In practice, this means that if population A is significantly taller than population B, people from population A will account for a surprisingly large fraction of people taller than 7 feet. The effect is particularly strong for the tallest people, the farthest outliers – they may all be from group A, even when there are far fewer people in A.
There are quite a few cases in which we care a lot about outliers. In athletic competitions, you’re not really interested in the strong & the fast – you’re interested in the fastest, the strongest. In research, it helps to be able to solve puzzles that others can’t: being the smartest, rather than just smart, improves your odds.
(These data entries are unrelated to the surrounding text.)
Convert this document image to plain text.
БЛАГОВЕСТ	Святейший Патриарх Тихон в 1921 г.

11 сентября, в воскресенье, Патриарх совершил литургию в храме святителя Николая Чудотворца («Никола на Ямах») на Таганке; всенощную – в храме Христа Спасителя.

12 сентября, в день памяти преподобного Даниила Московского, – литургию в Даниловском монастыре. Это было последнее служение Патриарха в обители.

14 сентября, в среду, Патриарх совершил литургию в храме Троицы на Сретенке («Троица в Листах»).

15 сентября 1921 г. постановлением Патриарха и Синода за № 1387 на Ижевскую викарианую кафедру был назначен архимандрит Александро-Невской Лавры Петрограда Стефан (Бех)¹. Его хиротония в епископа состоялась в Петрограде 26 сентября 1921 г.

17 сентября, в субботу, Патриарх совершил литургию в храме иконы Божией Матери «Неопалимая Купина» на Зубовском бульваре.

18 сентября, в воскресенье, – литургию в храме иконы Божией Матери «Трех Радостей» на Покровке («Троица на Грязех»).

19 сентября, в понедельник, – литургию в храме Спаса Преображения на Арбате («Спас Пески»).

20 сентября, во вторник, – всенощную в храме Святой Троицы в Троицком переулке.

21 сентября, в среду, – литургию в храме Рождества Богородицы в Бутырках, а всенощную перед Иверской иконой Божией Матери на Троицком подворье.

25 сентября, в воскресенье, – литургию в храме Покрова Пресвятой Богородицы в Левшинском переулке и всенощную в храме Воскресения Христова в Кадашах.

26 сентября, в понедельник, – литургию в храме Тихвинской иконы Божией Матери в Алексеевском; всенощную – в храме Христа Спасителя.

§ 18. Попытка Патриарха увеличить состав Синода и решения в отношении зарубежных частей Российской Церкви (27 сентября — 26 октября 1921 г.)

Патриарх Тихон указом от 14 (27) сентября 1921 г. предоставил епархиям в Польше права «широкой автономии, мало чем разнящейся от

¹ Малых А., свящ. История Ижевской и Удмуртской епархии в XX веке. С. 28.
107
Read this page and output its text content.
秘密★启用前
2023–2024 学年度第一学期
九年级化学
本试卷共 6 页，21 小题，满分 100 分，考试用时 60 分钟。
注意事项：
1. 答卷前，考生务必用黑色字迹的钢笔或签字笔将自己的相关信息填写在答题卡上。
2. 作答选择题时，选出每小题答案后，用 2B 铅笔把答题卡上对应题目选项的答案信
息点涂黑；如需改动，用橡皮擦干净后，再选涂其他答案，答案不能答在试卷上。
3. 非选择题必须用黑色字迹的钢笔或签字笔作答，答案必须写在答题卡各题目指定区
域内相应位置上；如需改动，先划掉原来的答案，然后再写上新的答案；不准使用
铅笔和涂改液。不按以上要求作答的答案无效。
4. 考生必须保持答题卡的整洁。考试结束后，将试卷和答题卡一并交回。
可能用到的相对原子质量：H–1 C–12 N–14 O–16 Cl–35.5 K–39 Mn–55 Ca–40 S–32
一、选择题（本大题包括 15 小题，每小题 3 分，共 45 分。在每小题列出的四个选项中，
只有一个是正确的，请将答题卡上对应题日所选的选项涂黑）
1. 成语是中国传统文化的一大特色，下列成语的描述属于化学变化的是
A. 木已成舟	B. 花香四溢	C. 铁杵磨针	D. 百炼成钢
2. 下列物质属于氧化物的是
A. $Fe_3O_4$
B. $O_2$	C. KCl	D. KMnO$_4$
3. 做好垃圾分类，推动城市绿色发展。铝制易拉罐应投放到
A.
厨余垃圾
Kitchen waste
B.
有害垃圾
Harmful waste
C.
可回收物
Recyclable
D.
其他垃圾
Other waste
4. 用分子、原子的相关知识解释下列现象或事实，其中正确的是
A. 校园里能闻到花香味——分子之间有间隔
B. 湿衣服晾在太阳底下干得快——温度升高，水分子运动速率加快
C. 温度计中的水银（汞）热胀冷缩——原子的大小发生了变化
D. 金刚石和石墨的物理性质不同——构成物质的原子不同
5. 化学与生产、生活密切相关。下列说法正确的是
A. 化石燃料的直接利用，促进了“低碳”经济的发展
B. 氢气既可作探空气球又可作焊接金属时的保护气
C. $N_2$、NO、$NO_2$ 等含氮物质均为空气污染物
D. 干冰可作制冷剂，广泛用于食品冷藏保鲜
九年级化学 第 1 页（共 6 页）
Because this effect is so strong at the highest levels, you can run it backwards to come up with useful inferences. A priori, anything that screwed up the brain enough to misdirect sexual orientation might well decrease average intelligence as well: but the existence and accomplishments of Alan Turing and G. H. Hardy strongly suggest that this is not the case. Running it forwards, you would expect to see very few, maybe zero, top-flight mathematicians (the top 1000) from populations that have low average IQs – and that is the case. You would also expect to see a vast over-representation in mathematics from a population with a significantly higher-than-average IQ, such as the Ashkenazi Jews – and again that is so.
In another application – if the average genetic IQ potential had decreased by a standard deviation since Victorian times, the number of individuals with the ability to develop new, difficult, and interesting results in higher mathematics would have crashed, bring such developments to a screeching halt. Of course that has not happened.
At the limit, this means that families that score high on some quantitative trait, who are from a group with high mean values of that trait, live in a suitable environment, and whose high scores happen to be almost entirely due to genetic factors rather than good developmental luck, can be competitive, at the highest levels, with entire continental races. For example, there’s the Bekele family, from Bekoji, Ethiopia. Kenenisa Bekele holds the world record at 5,000 and 10,000 meters, while his little brother is the 3,000 meter world indoor champion. That one family is competitive (in running) with China, population 1.35 billion.